There have been a lot of people in my life who have impacted me profoundly, and although I'm on less-than-friendly terms with many of them, I still have to say that I'm thankful for the role they played in my life. I mean, without our exes, for example, how would we learn how to have a healthy relationship? And without bad friends, how would we ever learn where to place our trust and when to be cautious?

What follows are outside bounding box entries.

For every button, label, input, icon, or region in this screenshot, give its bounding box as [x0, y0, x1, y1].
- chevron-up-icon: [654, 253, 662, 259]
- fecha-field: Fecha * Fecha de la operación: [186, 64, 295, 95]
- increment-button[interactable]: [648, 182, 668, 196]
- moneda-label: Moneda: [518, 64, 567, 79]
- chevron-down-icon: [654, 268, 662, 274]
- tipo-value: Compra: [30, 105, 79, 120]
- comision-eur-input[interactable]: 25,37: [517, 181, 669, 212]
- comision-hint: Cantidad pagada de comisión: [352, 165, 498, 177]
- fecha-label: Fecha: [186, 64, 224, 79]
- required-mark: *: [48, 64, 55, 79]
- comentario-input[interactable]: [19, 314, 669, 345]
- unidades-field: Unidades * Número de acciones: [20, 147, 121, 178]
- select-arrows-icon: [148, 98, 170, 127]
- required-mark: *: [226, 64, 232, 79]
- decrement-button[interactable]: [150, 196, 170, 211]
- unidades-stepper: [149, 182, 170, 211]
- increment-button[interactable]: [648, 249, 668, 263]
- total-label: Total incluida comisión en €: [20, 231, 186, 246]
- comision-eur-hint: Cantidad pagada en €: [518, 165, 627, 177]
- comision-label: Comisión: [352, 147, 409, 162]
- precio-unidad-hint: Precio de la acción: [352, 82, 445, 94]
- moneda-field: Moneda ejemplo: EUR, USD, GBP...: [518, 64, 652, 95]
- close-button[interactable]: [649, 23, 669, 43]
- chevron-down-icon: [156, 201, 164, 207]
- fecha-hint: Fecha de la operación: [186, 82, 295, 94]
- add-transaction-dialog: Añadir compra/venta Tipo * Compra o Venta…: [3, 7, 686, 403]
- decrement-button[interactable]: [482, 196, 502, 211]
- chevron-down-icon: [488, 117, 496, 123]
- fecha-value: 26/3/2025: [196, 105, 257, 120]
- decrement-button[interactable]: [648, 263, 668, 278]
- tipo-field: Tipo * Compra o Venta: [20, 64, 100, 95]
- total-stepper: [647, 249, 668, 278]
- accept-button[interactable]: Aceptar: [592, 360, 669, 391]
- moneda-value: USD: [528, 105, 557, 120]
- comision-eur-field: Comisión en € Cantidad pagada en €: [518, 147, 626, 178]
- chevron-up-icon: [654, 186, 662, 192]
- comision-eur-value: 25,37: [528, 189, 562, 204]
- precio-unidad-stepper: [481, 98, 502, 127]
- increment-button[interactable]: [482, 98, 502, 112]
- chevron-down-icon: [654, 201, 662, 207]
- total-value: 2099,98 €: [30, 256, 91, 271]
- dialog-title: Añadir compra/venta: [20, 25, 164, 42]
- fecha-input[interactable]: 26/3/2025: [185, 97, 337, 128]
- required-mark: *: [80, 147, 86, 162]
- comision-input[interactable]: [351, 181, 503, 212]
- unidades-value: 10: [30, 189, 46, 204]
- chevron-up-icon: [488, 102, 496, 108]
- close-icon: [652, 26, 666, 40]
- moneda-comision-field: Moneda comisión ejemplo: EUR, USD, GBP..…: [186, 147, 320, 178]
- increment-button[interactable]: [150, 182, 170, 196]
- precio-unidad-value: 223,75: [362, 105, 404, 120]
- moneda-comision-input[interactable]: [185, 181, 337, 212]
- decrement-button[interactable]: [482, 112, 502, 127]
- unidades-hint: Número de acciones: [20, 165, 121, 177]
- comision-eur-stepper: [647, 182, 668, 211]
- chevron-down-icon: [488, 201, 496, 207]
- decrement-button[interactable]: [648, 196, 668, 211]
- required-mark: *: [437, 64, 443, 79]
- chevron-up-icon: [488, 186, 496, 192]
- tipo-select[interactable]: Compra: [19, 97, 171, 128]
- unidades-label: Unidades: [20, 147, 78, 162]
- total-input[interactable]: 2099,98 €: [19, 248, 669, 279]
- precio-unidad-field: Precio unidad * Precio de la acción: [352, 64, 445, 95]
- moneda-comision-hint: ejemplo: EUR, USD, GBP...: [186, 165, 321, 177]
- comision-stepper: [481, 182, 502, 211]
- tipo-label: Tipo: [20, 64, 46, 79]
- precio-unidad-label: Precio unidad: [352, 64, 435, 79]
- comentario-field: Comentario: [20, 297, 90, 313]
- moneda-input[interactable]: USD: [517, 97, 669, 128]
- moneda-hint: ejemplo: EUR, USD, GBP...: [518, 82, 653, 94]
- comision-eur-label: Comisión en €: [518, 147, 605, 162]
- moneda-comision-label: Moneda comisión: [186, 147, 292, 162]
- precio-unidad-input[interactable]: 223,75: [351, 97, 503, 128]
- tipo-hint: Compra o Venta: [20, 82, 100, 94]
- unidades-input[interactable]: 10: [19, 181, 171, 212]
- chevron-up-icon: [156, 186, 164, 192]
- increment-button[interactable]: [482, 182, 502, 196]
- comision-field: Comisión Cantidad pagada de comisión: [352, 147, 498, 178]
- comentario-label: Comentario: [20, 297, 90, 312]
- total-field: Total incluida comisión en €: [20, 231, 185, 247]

I've been through a lot of tough crap in my life. Not enough to stand out as remarkable or anything; I think anyone thinking back on their own life could honestly say the same thing. I learned to live on my own at a much younger age than normal. I've moved away and back a couple of times and lost and regained friends. I've felt so very low and depressed, so full of self-loathing, that I didn't see the point in getting out of bed in the morning, other than out of sheer routine. But I've passed through all of that, and now I'm a much stronger person than I used to be. And if things had gone another way, I might freak out at the tremendous burdens of uncertainty that now stand before and all around me. But I've weathered enough storms to know that I'll make it through this one, too. In fact, this one's not even so bad, by comparison. Of course, a lot of those from my early life weren't nearly as bad as I thought they were at the time, either. That's another thing I'm thankful for; the perspective that life experience has given me. I have the ability to look at a problem I'm having and say, "wow, that's actually pretty trivial." I know a lot of people who lack that ability, and I'm happy for them, because that means, I suspect, that the problem they're making such a fuss over is really one of the most major problems in their life.
This post is a little unclear; it's because I have specific people and experiences in mind, but I don't feel it would be considerate of me to share names or specifics. Suffice it to say, there are some people out there now I wouldn't trust to help me move, let alone for advice or as confidants. But I am still grateful to have had them in my life, because they taught me a lot.